Lost & Found
Some days when I wake up there’s a lump in my throat that I just can’t swallow
At times I feel as if my heart sounds distant, empty... hollow.
I ride pass parks and watch as families interact.
Hoping their laughter may mend my broken heart.
Hoping that the smiles will bring something back that I lost not long ago.
A pain that a parent never wishes to know.
Some days seem easy, but I never sleep that way.
Your memory and the thought of you never really seems to go away.

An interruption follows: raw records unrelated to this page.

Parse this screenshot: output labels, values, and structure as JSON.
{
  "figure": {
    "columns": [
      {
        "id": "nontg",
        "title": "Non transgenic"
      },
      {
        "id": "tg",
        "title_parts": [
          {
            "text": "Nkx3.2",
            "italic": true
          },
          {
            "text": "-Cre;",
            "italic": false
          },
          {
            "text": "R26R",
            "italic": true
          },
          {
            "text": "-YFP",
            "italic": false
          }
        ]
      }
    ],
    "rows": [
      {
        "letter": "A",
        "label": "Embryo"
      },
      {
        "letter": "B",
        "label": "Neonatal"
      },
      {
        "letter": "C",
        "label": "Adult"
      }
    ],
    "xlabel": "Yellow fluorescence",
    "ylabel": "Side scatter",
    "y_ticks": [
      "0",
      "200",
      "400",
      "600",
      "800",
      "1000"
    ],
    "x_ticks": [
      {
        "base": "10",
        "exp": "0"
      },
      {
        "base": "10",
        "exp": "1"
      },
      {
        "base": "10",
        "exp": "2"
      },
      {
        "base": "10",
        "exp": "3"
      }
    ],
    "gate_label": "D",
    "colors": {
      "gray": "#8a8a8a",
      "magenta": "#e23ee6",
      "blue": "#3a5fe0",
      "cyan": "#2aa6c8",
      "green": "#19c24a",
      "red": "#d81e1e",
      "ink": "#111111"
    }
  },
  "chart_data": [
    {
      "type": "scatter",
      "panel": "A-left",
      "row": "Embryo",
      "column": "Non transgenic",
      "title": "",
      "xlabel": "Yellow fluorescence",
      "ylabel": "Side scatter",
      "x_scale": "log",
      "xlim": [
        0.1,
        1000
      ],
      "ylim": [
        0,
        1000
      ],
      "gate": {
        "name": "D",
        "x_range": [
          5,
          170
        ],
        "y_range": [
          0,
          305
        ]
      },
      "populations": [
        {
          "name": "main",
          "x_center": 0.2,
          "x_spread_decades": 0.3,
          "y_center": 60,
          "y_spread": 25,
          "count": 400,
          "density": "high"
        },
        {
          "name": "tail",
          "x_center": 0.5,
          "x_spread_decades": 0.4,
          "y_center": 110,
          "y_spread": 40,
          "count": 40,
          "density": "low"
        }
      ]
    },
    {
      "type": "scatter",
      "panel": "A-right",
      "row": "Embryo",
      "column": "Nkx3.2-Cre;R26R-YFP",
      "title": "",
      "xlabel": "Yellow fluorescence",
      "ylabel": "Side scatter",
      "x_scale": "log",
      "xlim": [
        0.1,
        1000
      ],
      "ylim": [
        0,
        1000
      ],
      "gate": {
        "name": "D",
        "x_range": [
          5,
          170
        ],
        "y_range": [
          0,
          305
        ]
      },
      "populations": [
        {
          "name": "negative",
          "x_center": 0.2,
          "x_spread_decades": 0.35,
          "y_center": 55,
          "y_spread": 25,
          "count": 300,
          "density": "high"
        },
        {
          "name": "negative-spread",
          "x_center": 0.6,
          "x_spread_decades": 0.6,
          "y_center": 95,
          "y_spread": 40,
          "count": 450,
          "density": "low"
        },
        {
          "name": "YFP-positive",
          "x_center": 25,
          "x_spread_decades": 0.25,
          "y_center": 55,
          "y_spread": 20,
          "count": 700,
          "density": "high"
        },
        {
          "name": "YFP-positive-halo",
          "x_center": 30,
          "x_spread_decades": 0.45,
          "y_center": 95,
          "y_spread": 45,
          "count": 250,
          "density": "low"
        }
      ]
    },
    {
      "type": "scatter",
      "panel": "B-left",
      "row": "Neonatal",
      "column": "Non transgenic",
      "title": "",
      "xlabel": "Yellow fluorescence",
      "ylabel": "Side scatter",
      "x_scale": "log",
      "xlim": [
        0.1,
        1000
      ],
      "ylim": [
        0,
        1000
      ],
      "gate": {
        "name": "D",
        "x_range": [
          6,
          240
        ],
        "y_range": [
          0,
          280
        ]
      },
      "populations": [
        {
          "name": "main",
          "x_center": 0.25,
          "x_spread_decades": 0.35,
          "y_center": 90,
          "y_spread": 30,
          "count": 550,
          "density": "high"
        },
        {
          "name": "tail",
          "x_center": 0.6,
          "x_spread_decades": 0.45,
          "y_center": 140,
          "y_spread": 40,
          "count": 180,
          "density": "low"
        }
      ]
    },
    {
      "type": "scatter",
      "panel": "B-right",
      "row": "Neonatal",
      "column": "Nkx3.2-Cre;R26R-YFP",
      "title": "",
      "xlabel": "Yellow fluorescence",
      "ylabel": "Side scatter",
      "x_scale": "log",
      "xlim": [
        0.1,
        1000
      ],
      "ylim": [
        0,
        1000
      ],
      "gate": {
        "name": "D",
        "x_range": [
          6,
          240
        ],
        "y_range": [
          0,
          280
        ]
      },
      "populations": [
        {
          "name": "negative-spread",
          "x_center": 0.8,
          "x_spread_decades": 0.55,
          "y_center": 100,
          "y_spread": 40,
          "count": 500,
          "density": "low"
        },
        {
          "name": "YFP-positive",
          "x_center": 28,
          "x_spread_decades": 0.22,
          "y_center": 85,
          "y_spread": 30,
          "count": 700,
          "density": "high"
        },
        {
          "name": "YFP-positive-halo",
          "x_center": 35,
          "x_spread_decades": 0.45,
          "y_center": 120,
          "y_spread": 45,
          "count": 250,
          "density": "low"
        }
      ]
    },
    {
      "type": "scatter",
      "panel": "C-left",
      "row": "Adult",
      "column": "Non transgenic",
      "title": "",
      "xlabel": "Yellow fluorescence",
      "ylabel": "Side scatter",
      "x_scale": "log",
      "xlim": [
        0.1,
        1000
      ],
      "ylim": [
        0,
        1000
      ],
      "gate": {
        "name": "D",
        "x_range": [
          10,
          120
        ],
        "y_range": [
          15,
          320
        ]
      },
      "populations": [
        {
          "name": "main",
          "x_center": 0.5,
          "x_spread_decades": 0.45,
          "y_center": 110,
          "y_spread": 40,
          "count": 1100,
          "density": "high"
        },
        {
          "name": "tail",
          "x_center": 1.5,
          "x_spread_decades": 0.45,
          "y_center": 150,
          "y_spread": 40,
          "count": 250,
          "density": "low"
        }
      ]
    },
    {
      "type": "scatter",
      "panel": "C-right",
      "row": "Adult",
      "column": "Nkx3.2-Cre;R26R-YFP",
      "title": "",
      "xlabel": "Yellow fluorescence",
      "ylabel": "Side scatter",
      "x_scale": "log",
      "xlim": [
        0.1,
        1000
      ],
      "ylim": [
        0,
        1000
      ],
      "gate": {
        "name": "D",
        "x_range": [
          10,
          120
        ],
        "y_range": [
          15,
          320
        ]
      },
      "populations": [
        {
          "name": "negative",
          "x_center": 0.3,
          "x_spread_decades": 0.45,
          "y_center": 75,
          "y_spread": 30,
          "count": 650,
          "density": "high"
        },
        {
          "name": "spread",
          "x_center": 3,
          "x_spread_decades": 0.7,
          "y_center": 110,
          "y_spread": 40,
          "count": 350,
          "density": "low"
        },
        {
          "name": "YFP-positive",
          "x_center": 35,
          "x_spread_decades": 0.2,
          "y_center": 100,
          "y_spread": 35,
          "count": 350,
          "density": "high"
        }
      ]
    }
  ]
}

Let my friends tell it, I should’ve moved on a long time ago.
But they can’t possibly understand this feeling, you’re the greatest love I’ll never know.
I promise I’m not weak, it’s just hard being strong without you.
When I reconfigured my mind to make my entire world about you.
I know it sounds crazy, but I write letters to you all the time.
Wishing that you could write back, hoping I’ll read yours and you’ll read mine.
As the years go by the pain lingers in my chest.
I just can’t stomach the thought of putting any of your existence to rest.
Some nights I grit through the pain, and other nights I cry myself to sleep.
My tears mimic the rain.
I pray, and I pray, hoping that you’ll hear me.
Maybe one day we’ll meet again, and you’ll understand my love more clearly.
But because of that alone, I’ll continue to live for you as I was preparing to.
At some point I feel as if I confused this blessing as a burden and that’s not fair to you.
All I ever wanted was to give you everything that I never had and everything that I could be.
I finally see that in losing you I found the missing part of me.